We all occasionally suffer from a case of the Mondays. After having tons of fun all weekend, work is the last thing we feel like doing. Therefore, the week often gets kicked off to a very slow start, where we end up spending a lot of time just warming up to the idea of work. But by slacking off at the beginning of the week, you’ll most certainly find your productivity down and yourself scrambling to get more done toward the end.
Front loading is simply a productivity tactic of accomplishing more tasks at the beginning of your week rather than the end. Your Fridays will no longer be considered “crunch time”. By forcing yourself to think in crunch mode at the very beginning of the week, you’ll become more focused and less likely to fall victim to distractions.
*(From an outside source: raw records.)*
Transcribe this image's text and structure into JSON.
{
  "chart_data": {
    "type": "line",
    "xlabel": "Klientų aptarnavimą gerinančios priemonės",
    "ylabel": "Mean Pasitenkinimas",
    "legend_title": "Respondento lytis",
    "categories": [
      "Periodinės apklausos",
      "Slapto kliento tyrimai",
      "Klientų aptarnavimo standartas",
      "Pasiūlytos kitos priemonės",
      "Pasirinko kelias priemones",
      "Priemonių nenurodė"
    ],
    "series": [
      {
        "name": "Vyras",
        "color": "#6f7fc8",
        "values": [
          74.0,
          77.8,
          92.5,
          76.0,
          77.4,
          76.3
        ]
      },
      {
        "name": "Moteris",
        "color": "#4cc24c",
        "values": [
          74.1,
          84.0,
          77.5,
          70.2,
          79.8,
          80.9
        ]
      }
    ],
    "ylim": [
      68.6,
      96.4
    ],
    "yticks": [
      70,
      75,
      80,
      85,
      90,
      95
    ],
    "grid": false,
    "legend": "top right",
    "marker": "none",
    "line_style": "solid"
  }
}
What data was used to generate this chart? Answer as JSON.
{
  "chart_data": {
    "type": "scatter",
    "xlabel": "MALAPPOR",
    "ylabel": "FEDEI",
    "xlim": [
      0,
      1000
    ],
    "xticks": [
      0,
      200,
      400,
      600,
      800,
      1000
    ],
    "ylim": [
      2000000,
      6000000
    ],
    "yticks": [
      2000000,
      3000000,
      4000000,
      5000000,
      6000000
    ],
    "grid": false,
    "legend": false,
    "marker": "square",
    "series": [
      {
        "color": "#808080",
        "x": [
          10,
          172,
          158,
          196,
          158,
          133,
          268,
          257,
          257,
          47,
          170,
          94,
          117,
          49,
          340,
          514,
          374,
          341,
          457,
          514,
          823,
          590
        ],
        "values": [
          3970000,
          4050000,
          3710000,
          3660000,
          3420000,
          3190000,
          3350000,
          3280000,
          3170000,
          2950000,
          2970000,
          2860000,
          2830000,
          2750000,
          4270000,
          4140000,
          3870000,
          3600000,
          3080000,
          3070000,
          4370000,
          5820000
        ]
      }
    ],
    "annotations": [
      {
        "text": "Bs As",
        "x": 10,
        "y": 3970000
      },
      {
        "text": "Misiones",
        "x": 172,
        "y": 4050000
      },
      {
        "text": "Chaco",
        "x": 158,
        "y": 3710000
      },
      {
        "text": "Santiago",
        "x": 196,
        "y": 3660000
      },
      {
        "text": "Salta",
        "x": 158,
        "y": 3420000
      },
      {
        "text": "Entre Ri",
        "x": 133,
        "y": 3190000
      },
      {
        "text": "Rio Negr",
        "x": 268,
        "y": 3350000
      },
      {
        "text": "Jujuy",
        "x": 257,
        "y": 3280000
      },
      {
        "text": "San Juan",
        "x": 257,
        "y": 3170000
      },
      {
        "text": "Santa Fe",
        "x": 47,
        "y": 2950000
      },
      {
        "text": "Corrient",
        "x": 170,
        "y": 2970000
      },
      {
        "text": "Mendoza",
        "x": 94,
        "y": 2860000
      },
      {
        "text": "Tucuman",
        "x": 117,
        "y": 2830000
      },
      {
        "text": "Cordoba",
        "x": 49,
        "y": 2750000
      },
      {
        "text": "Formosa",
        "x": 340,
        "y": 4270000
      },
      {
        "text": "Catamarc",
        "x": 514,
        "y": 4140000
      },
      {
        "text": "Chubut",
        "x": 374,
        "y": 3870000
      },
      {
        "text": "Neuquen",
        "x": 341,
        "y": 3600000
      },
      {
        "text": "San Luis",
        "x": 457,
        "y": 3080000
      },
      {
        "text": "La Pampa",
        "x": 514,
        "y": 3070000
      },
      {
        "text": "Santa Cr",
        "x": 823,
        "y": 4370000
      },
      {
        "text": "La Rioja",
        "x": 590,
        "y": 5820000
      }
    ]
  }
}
Stop waiting until the day a project is due to start it. Something due on Friday, should begin to show up on your schedule on Tuesday. This way, you’ll have plenty of time to complete it, as well as revise it later in the week if necessary. You’ll also have the ability to stay on top of projects that take longer than expected, without having to work into the wee hours of the night to complete it.
Also, consider scheduling all of your meetings for the beginning of the week. Once you get them over with, it’s smooth sailing into the weekend. On the other hand, if you have your meetings on Thursdays or Fridays, any action items from the decisions you’ve made typically won’t even get started until the following week.
This simple change in the way you organize your week could greatly increase your productivity. But why stop at the week? You can also front load your day. Aim to get your most pressing tasks accomplished at the beginning of each day and you will no longer find yourself rushing to get things done at 4:55 pm. You already have rush hour traffic to contend with, so make things a little easier on yourself toward the end of the day as a way to reduce overall stress and anxiety in your life.
By accomplishing the big stuff at the beginning of the week, you can afford to encounter less productivity later in the week, minus the guilt.